While Donati has taken a more corporate approach to the evolving NIL landscape, South Carolina women’s basketball coach Dawn Staley is choosing brutal honesty — and not holding back. Acknowledging the uncertainty NIL brings to recruiting, Staley warned that athletes prioritizing financial gain might not be the right fit for her program.
“I don’t think we’re paying the most in the NIL space,” she said in a March postgame interview. “But I don’t even know if it’s fair, to be quite honest. It’s what it is.”
Staley went on to clarify her stance further: she’s not against players chasing money — just not with her team, if that’s their top priority.

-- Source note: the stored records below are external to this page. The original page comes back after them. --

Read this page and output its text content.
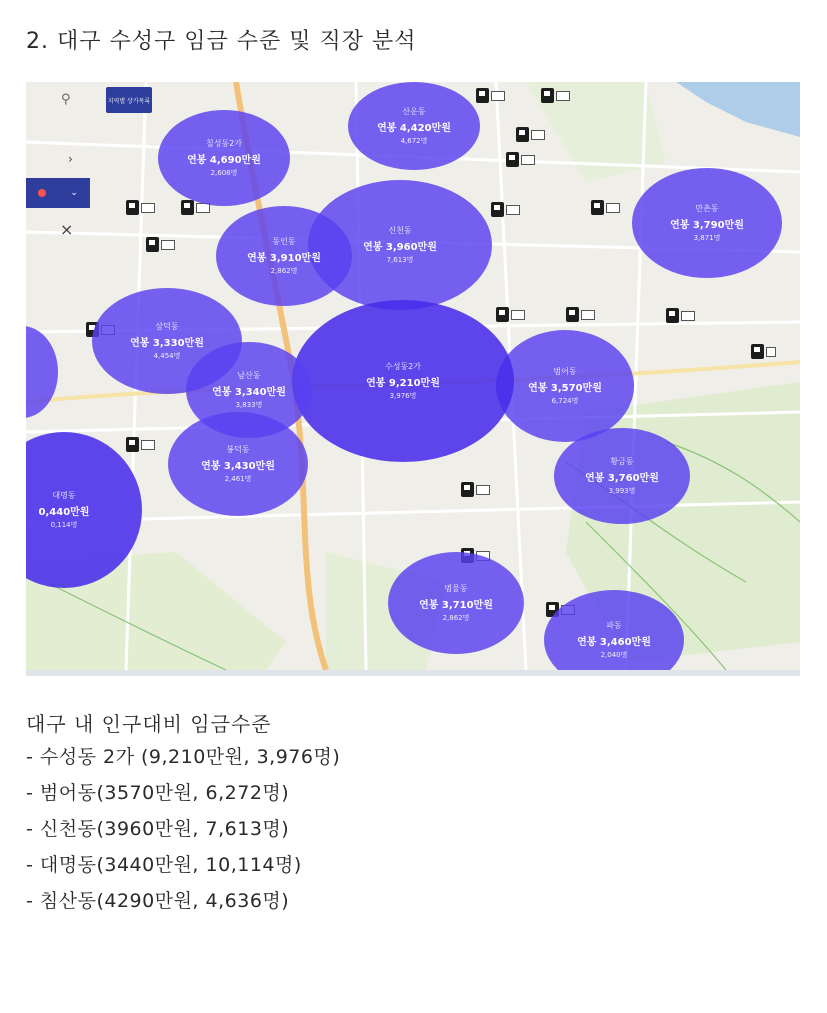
2. 대구 수성구 임금 수준 및 직장 분석
⚲	지역별 상가목록
›
⌄
×

범어동
연봉 3,570만원
6,724명
신천동
연봉 3,960만원
7,613명
수성동2가
연봉 9,210만원
3,976명
대명동
0,440만원
0,114명
산운동
연봉 4,420만원
4,672명
범물동
연봉 3,710만원
2,862명
황금동
연봉 3,760만원
3,993명
만촌동
연봉 3,790만원
3,871명
파동
연봉 3,460만원
2,040명
봉덕동
연봉 3,430만원
2,461명
남산동
연봉 3,340만원
3,833명
삼덕동
연봉 3,330만원
4,454명
동인동
연봉 3,910만원
2,862명
칠성동2가
연봉 4,690만원
2,608명
대구 내 인구대비 임금수준
- 수성동 2가 (9,210만원, 3,976명)
- 범어동(3570만원, 6,272명)
- 신천동(3960만원, 7,613명)
- 대명동(3440만원, 10,114명)
- 침산동(4290만원, 4,636명)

“You either have it or you don’t in the NIL space, and then you just have to communicate that to agents, to parents and give them a choice,” she said. “You got non-negotiables, you got priorities. What are your priorities? Is it NIL? If it’s NIL, I’m quick to say, ‘Go get the money. Put it away.’”
And then came the kicker.
“If you want something different, a different experience, then we’ve been to five straight Final Fours,” Staley emphasized. “We know what that looks like and feels like and sounds like and what goes into that. We’re gonna give you a different experience, you know, that’s gonna cost you a few dollars.”
As schools nationwide brace for the seismic changes brought by NIL reform, South Carolina is walking a tightrope — blending strategic discretion from its administration with bold candor from its most decorated coach. With national titles and Final Fours under their belt, the Gamecocks are ready to compete — not just on the court, but in the financial trenches of modern college sports.